後悔はひとかけらもない。……のだけれど。
「樹ちゃん、おはよ。喉渇いてない? お茶入れたけど飲む?」
章はすっかり日常モードに戻ったようなことを話しかけてくるけれど、樹はどうしても照れが先に立って、いつものようには答えられない。答えない樹を心配してだろう。
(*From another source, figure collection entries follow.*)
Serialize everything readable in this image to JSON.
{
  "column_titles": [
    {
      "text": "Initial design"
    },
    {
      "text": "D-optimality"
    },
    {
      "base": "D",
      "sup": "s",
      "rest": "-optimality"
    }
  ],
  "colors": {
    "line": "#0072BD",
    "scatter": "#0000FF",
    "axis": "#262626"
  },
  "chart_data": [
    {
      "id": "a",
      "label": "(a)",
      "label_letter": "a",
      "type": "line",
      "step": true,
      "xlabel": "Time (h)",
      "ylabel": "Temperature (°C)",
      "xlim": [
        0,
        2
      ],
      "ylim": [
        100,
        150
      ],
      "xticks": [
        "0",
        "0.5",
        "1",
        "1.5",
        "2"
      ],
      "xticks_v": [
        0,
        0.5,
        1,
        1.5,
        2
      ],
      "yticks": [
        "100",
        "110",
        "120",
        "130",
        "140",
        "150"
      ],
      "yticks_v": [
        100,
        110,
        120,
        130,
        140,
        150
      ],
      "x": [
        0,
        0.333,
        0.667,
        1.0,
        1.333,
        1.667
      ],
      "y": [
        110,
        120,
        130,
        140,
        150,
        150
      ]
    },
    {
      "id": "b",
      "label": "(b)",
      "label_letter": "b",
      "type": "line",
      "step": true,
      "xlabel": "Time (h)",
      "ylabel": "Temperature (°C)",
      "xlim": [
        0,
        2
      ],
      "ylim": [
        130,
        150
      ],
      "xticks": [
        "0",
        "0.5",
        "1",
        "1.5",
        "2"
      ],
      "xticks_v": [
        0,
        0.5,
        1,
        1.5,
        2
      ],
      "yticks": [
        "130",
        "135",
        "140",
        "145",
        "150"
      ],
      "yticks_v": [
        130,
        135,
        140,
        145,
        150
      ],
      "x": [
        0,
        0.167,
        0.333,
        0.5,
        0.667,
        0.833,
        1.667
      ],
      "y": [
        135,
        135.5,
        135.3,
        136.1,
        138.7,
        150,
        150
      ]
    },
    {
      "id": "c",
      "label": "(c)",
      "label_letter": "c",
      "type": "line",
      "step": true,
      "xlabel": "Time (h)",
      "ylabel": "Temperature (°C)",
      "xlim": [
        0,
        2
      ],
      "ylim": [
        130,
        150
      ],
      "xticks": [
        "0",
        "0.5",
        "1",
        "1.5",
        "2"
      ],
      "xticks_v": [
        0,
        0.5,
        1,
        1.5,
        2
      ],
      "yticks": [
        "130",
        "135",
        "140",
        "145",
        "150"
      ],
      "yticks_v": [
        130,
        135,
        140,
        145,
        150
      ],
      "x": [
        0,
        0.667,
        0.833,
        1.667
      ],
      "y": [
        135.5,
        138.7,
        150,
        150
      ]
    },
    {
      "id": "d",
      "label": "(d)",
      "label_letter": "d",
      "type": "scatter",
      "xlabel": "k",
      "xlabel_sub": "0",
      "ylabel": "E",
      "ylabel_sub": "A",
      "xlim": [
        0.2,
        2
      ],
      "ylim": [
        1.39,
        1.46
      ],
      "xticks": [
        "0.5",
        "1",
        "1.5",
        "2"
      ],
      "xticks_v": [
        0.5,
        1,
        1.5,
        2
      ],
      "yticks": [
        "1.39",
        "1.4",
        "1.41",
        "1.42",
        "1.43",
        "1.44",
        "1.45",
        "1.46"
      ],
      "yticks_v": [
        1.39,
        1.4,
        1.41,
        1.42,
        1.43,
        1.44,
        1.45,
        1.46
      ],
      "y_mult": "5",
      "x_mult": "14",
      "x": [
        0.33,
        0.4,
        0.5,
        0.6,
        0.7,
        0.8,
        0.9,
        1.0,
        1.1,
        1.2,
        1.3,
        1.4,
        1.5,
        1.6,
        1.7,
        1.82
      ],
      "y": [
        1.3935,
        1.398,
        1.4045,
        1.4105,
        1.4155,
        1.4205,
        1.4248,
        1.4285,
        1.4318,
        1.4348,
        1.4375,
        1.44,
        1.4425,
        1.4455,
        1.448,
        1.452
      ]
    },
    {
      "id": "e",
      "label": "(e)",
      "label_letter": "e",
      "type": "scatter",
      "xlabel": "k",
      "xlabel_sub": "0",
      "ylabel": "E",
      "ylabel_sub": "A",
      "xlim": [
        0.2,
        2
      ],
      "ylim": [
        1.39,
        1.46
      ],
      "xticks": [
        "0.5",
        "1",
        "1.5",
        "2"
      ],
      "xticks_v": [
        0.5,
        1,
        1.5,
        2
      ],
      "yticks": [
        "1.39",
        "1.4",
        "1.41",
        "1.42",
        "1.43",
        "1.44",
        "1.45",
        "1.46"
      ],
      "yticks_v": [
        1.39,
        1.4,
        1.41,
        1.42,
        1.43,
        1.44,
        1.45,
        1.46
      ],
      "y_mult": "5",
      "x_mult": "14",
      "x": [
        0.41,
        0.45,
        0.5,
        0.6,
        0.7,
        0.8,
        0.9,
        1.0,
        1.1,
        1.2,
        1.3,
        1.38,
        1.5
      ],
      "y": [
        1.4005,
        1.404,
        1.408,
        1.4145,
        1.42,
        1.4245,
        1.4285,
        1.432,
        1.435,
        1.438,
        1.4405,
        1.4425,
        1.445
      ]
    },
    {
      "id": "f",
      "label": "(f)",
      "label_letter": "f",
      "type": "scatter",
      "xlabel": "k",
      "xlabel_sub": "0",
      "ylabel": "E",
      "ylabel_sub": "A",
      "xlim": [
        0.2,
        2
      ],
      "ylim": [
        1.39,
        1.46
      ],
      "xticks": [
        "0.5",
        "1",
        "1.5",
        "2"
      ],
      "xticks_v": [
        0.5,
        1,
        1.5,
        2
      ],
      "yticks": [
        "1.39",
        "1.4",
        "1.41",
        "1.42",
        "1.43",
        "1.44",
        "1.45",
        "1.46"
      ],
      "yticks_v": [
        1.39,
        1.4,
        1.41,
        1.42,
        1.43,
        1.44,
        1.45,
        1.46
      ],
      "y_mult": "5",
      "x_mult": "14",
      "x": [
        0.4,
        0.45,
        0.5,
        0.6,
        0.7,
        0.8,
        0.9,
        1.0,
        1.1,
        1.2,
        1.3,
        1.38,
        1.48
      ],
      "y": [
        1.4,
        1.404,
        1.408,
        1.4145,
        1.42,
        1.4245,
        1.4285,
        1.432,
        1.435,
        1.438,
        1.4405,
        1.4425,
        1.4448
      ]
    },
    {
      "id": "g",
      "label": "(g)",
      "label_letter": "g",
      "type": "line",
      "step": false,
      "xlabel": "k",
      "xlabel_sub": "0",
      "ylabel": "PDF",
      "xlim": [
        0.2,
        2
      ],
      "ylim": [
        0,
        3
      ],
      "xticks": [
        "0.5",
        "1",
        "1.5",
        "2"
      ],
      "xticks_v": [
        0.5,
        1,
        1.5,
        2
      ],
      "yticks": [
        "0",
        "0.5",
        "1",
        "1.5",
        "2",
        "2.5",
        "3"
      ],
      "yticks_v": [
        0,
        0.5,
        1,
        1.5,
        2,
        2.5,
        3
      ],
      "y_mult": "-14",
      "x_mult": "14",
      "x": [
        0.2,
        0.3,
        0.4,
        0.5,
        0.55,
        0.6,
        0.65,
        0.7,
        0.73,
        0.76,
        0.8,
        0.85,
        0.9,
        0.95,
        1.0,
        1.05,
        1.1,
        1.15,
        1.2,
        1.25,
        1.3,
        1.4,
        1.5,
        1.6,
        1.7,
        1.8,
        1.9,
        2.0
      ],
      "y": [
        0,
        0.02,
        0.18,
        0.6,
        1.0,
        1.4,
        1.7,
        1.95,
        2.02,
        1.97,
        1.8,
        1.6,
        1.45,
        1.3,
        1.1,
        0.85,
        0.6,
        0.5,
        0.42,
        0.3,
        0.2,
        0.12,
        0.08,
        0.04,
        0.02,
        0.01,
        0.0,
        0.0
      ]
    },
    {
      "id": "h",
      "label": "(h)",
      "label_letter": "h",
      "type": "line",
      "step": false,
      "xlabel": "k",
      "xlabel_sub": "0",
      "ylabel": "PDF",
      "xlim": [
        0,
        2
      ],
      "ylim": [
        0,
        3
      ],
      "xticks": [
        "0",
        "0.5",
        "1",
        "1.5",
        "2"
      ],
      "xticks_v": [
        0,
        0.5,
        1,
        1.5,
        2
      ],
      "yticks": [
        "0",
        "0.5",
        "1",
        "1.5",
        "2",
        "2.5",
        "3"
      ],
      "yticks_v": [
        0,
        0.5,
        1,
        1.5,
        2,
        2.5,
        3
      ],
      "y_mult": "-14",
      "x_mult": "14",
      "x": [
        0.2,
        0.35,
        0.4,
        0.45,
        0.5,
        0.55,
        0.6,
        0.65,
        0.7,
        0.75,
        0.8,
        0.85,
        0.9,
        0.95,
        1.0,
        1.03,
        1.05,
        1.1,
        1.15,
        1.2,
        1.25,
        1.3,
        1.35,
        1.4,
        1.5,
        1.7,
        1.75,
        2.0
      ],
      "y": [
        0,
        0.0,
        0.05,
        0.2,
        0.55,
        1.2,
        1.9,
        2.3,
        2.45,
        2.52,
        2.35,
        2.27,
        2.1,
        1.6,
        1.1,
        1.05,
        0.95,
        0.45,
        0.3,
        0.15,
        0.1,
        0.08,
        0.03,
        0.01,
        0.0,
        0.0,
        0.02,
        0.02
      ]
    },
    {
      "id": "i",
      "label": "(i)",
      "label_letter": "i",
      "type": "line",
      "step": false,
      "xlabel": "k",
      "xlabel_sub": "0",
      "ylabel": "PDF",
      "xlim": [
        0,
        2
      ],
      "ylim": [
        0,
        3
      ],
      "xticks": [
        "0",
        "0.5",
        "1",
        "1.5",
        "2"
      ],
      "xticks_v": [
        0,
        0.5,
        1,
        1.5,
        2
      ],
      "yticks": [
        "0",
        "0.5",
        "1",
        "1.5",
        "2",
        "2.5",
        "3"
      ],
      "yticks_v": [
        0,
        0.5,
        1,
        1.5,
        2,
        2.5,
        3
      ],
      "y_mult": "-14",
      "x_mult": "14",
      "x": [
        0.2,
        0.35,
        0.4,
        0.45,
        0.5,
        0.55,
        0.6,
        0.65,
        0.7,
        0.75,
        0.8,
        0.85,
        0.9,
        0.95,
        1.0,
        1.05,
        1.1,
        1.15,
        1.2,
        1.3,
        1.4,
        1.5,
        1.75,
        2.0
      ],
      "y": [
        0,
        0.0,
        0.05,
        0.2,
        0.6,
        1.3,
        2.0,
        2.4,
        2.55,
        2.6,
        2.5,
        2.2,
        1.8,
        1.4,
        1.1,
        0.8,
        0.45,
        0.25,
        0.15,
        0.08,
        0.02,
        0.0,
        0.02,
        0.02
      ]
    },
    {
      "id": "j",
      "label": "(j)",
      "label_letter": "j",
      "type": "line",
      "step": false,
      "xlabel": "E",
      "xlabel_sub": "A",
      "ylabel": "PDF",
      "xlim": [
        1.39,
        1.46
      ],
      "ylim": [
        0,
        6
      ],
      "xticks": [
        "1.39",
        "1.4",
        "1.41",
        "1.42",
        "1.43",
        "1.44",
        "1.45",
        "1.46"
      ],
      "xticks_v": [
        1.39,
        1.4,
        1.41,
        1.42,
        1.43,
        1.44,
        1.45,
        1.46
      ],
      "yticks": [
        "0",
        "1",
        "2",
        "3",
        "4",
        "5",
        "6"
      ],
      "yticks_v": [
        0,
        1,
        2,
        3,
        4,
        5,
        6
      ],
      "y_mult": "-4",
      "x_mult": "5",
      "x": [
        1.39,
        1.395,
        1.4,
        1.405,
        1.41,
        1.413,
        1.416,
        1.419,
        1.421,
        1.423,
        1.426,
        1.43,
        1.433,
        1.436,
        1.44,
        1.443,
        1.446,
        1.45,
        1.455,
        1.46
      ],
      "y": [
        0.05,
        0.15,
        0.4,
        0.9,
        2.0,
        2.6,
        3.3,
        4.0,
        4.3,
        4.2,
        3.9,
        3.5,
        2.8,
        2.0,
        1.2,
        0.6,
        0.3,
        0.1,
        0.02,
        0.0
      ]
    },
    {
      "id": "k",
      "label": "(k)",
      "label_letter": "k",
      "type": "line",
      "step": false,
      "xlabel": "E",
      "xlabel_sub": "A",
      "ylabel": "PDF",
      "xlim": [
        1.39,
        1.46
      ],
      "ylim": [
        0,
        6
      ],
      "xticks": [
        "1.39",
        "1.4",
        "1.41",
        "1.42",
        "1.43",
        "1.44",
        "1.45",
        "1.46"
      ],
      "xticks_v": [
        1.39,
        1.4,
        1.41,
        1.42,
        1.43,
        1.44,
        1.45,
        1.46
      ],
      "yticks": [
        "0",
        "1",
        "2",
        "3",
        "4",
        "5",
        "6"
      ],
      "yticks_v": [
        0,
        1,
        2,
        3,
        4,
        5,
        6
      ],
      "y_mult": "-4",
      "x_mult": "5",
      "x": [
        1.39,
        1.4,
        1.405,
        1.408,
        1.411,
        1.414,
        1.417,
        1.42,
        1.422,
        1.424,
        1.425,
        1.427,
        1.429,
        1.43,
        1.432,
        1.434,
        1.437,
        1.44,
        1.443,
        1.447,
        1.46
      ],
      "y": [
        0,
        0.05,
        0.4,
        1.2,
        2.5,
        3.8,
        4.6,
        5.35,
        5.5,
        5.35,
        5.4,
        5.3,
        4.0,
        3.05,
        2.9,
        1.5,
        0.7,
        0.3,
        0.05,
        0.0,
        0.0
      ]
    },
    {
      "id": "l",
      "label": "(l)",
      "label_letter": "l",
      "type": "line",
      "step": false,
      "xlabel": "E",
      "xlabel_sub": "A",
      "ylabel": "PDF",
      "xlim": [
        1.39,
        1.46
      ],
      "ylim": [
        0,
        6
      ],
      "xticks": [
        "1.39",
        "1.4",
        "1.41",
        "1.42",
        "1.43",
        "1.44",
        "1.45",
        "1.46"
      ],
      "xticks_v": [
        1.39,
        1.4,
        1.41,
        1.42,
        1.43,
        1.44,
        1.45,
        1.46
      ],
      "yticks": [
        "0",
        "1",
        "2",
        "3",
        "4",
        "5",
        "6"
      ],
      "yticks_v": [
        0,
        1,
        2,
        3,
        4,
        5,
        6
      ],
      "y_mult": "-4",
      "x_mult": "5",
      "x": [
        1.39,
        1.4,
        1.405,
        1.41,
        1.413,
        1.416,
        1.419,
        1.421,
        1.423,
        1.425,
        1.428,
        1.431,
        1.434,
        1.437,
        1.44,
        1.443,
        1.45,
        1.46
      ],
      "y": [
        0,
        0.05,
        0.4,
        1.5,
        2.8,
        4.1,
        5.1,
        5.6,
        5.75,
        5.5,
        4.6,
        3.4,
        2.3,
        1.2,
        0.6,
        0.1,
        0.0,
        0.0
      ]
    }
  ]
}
少し不安を見せながら尋ねてくる。
「……っと、もしかして昨日のことは……」
途端に樹の顔にかっと血が上った。
「おおおおお、覚えている、覚えているから私の方へ近づくなああああああ!」
恥ずかしさに耐えかねて樹は絶叫した。
と、ドアが蹴破らんばかりに……というか、実際ばきっと蹴破られてジーナが猛然と飛び込んでくる。
「樹様! 何か……」
「ねーたん! らいじょーむれすかー?!」
また樹の身に何かあったのではないかと、コタローも心配して飛んでくる。
ジーナは、樹に叫ばれて呆然としている章を見つけると、びしっと指を突きつけた。
「やいこら餅ぃ、貴様の罪をその身に刻みやがれなのでぃす!」
「このバカラクリ娘、事情も知らずに旅館を壊すのはやめてくれ」
「事情があるなら言ってみやがれです!」
「それは……」
言えるはずがない。
「ほら見なさい、あんころ餅の分際で言い逃れしようなんて万年早いのですよ! こたちゃん、成敗でぃす!」
「ねーたん、いじめたら、せーばいれす!」
「うわああっ、誤解だってー!」
「じ、ジーナ、コタローも落ち着け、落ち着いてくれっ! 旅館を大破したら弁償どころじゃ済まなくなるぞ!」
章は成敗されまいと部屋を走り回り、樹は必死に両腕を広げて2人を止めにかかるのだった。